Sheila M. Thomas, PharmD, of CVS Healthspire Life Sciences Solutions, added that building trust requires early and inclusive engagement, ensuring that all stakeholders, including patients and members, have a voice during AI design and implementation, as human judgment remains essential.

“The patient’s perspective has to be incorporated before the technology is built or deployed, not afterwards,” Thomas said. “For me, that means starting with a simple question: how will a patient experience this decision differently because AI is involved?”

Rounding out part 1 of the discussion, Bannister noted that despite ongoing challenges, decision makers reported seeing the continuous clear value in AI. The most frequently cited benefits included improved information aggregation, increased staff productivity, and reduced drug review time.

“These benefits really matter because they address a lot of the pain points, immediate pressures, and a lot of the managerial workflows,” she said. “While we addressed a lot of challenges and barriers today, and we are seeing some cautiousness when it comes to adoption, the interest in AI still remains strong.”

From AI Pilots to Decision-Grade Systems by 2030

In part 2 of the conversation, the experts looked ahead to 2030, emphasizing the need for organizations to move from ad hoc, lower-risk AI applications to “decision-grade” tools that are validated, continuously monitored for bias and hallucinations, and embedded directly into workflows to influence outcomes.

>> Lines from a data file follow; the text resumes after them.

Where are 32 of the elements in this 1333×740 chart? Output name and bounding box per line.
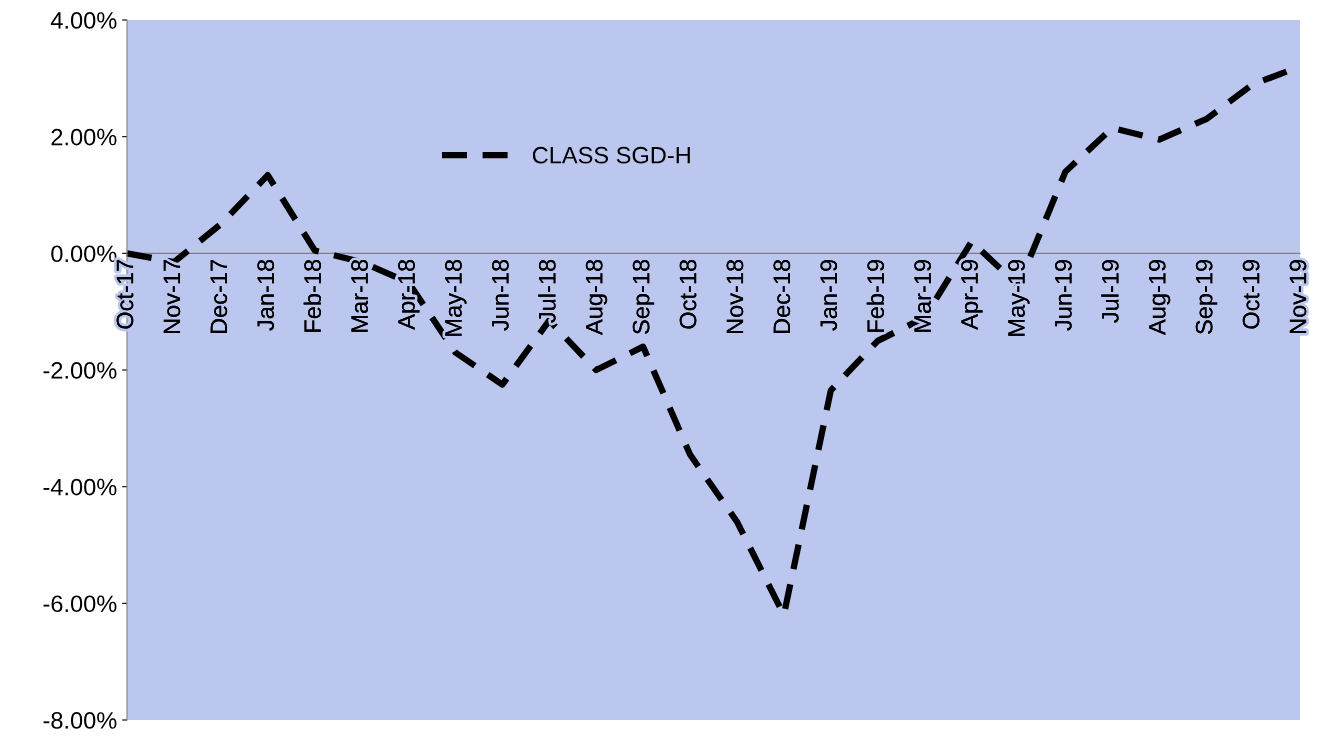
x-tick-label: Nov-18 [726, 259, 744, 334]
x-tick-label: Sep-18 [632, 259, 655, 334]
x-tick-label: May-18 [445, 259, 467, 336]
legend-label: CLASS SGD-H [532, 146, 690, 164]
x-tick-label: Mar-18 [351, 259, 368, 332]
x-tick-label: Jan-18 [257, 259, 275, 331]
x-tick-label: Nov-19 [1289, 260, 1307, 334]
x-tick-label: Jan-19 [820, 260, 838, 331]
y-tick-label: -4.00% [43, 478, 117, 496]
x-tick-label: Sep-19 [1195, 260, 1218, 334]
x-tick-label: Oct-18 [679, 259, 697, 329]
x-tick-label: Feb-19 [866, 260, 885, 332]
x-tick-label: Aug-19 [1148, 260, 1171, 335]
x-tick-label: Nov-17 [163, 260, 181, 334]
y-tick-label: 4.00% [50, 12, 117, 29]
x-tick-label: Feb-18 [303, 259, 322, 332]
y-tick-label: -8.00% [43, 712, 117, 729]
y-tick-label: -6.00% [43, 595, 117, 613]
y-tick-label: 0.00% [51, 245, 117, 263]
x-tick-label: Dec-18 [773, 259, 791, 334]
x-tick-label: Oct-19 [1242, 260, 1260, 329]
y-tick-label: -2.00% [43, 362, 117, 379]
x-tick-label: Oct-17 [116, 260, 134, 329]
x-tick-label: Jun-18 [491, 259, 509, 331]
x-tick-label: Apr-19 [961, 260, 983, 330]
x-tick-label: Aug-18 [585, 259, 608, 335]
x-tick-label: Apr-18 [398, 259, 420, 330]
x-tick-label: Dec-17 [210, 260, 228, 334]
x-tick-label: Jul-18 [538, 259, 556, 323]
y-tick-label: 2.00% [51, 128, 117, 146]
x-tick-label: Jul-19 [1101, 260, 1119, 323]
x-tick-label: Jun-19 [1055, 260, 1072, 331]
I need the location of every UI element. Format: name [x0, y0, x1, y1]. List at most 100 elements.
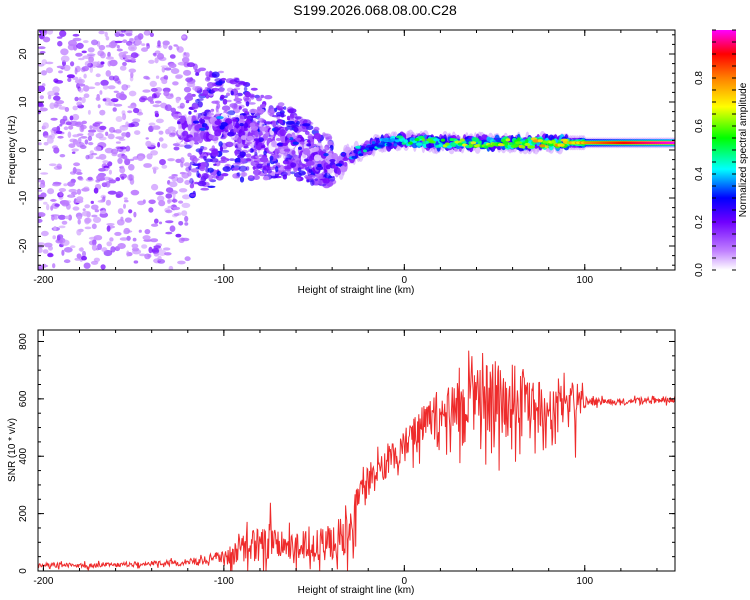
- spectrogram-noise-blob: [209, 152, 219, 157]
- spectrogram-noise-blob: [155, 118, 164, 124]
- spectrogram-noise-blob: [157, 141, 161, 148]
- spectrogram-noise-blob: [147, 96, 154, 102]
- spectrogram-ridge-cell: [505, 138, 511, 142]
- spectrogram-noise-blob: [196, 170, 200, 178]
- spectrogram-noise-blob: [191, 93, 196, 97]
- spectrogram-noise-blob: [50, 198, 56, 202]
- spectrogram-noise-blob: [154, 100, 162, 104]
- spectrogram-noise-blob: [60, 48, 69, 56]
- spectrogram-noise-blob: [200, 161, 207, 168]
- spectrogram-noise-blob: [95, 156, 103, 160]
- spectrogram-ridge-cell: [254, 130, 259, 138]
- spectrogram-ytick-label: 0: [18, 147, 29, 153]
- colorbar-tick-label: 0.2: [694, 215, 705, 229]
- spectrogram-noise-blob: [151, 183, 159, 191]
- spectrogram-noise-blob: [189, 178, 194, 184]
- spectrogram-ridge-cell: [355, 145, 362, 149]
- spectrogram-noise-blob: [220, 77, 227, 81]
- spectrogram-noise-blob: [169, 190, 178, 195]
- spectrogram-noise-blob: [115, 116, 123, 122]
- spectrogram-ridge-cell: [551, 140, 556, 144]
- spectrogram-noise-blob: [115, 136, 125, 140]
- spectrogram-noise-blob: [59, 123, 63, 127]
- spectrogram-noise-blob: [76, 42, 84, 50]
- spectrogram-noise-blob: [310, 179, 315, 186]
- spectrogram-noise-blob: [133, 107, 140, 114]
- spectrogram-noise-blob: [128, 174, 133, 181]
- spectrogram-noise-blob: [38, 265, 45, 270]
- spectrogram-ridge-cell: [282, 142, 288, 146]
- spectrogram-noise-blob: [270, 175, 278, 179]
- spectrogram-ridge-cell: [291, 150, 296, 155]
- spectrogram-noise-blob: [149, 80, 157, 87]
- spectrogram-noise-blob: [177, 61, 187, 66]
- spectrogram-noise-blob: [220, 94, 225, 100]
- spectrogram-noise-blob: [228, 158, 236, 162]
- spectrogram-ridge-cell: [203, 116, 211, 120]
- spectrogram-noise-blob: [108, 100, 112, 106]
- spectrogram-noise-blob: [116, 44, 120, 49]
- spectrogram-noise-blob: [180, 157, 185, 164]
- spectrogram-noise-blob: [54, 203, 60, 207]
- spectrogram-noise-blob: [38, 212, 46, 218]
- spectrogram-ridge-cell: [438, 143, 443, 147]
- spectrogram-noise-blob: [154, 218, 159, 224]
- spectrogram-noise-blob: [95, 179, 100, 183]
- spectrogram-noise-blob: [198, 148, 203, 155]
- spectrogram-ridge-cell: [500, 139, 507, 143]
- spectrogram-noise-blob: [158, 137, 164, 142]
- spectrogram-ridge-cell: [363, 149, 367, 153]
- spectrogram-noise-blob: [84, 217, 91, 225]
- spectrogram-noise-blob: [153, 245, 161, 249]
- spectrogram-noise-blob: [234, 78, 240, 83]
- spectrogram-noise-blob: [305, 176, 312, 180]
- spectrogram-ridge-cell: [294, 137, 301, 141]
- spectrogram-noise-blob: [275, 162, 281, 166]
- spectrogram-noise-blob: [163, 247, 171, 251]
- spectrogram-ridge-cell: [299, 141, 305, 145]
- spectrogram-noise-blob: [85, 154, 90, 160]
- spectrogram-noise-blob: [270, 108, 274, 113]
- spectrogram-noise-blob: [87, 109, 91, 115]
- snr-xlabel: Height of straight line (km): [298, 585, 415, 596]
- spectrogram-noise-blob: [295, 160, 303, 165]
- spectrogram-noise-blob: [163, 75, 169, 80]
- spectrogram-noise-blob: [221, 173, 229, 177]
- spectrogram-noise-blob: [66, 203, 71, 210]
- spectrogram-noise-blob: [102, 84, 109, 90]
- spectrogram-noise-blob: [141, 244, 148, 249]
- spectrogram-noise-blob: [130, 189, 140, 196]
- spectrogram-noise-blob: [39, 184, 44, 187]
- spectrogram-noise-blob: [89, 125, 93, 130]
- spectrogram-noise-blob: [217, 70, 225, 74]
- spectrogram-noise-blob: [131, 243, 139, 249]
- spectrogram-noise-blob: [63, 64, 71, 72]
- spectrogram-ridge-cell: [336, 168, 342, 175]
- spectrogram-noise-blob: [142, 235, 151, 241]
- spectrogram-noise-blob: [96, 94, 100, 99]
- spectrogram-noise-blob: [294, 116, 302, 120]
- spectrogram-noise-blob: [78, 177, 84, 181]
- spectrogram-noise-blob: [209, 158, 219, 163]
- spectrogram-noise-blob: [125, 121, 129, 127]
- spectrogram-noise-blob: [102, 176, 111, 181]
- spectrogram-noise-blob: [42, 249, 49, 254]
- spectrogram-noise-blob: [57, 40, 63, 47]
- spectrogram-noise-blob: [127, 110, 133, 114]
- spectrogram-ridge-cell: [177, 121, 181, 125]
- spectrogram-noise-blob: [78, 97, 83, 101]
- spectrogram-ridge-cell: [446, 145, 453, 149]
- spectrogram-ridge-cell: [258, 137, 264, 143]
- colorbar-tick-label: 0.6: [694, 119, 705, 133]
- spectrogram-noise-blob: [226, 158, 230, 162]
- spectrogram-noise-blob: [238, 106, 242, 110]
- spectrogram-noise-blob: [322, 133, 329, 137]
- spectrogram-ridge-cell: [426, 143, 430, 148]
- spectrogram-noise-blob: [109, 59, 118, 67]
- spectrogram-noise-blob: [226, 92, 230, 97]
- spectrogram-noise-blob: [42, 36, 51, 43]
- spectrogram-noise-blob: [84, 204, 91, 209]
- spectrogram-noise-blob: [205, 71, 210, 77]
- spectrogram-noise-blob: [258, 154, 264, 158]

To support this shift, Patel outlined a 4-step implementation framework: plan, deploy, monitor, and scale. The planning phase focuses on establishing a safe, strategic AI supported by strong governance. It also includes assessing data readiness, integration capabilities, and aligning key stakeholders before the next step: deployment.

During deployment, AI is integrated into real-world workflows to support decision-making without replacing accountability. This phase requires validation by clinical and technical experts, standardizing inputs and outputs, and stakeholder training. Bias and accuracy audits, as well as pilot implementations with defined key performance indicators (KPIs), are also needed before broader expansion.

Next, the monitoring phase ensures ongoing accuracy, equity, and alignment with KPIs through continuous tracking, bias reviews, and governance audits. Doing so enables systems to evolve into audit-ready, learning infrastructures, according to Patel.

Lastly, the scaling phase transforms successful AI pilots into enterprise-wide capabilities, with AI becoming embedded infrastructure that supports closed-loop learning and more autonomous workflows.

Together, these steps align with the experts’ broader AI capability roadmap for managed care pharmacy, spanning 5 levels labeled “none," “initial," “ad hoc," “defined," and “mature.” With a timeline extending to 2030, the roadmap helps organizations assess their current position and identify the steps needed to reach fully integrated, enterprise-level AI.

“‘Defined’ is where more organizations are moving towards in 2026 and 2027, where they are starting to build those playbooks and have AI training [programs], governance committees, and actionable KPIs in place,” Patel concluded.

References

  1. Patel S, Thomas S, Zheng C, Bannister B. Unlocking AI’s potential in managed care: an actionable roadmap. Presented at: AMCP 2026; April 13-16, 2026; Nashville, TN.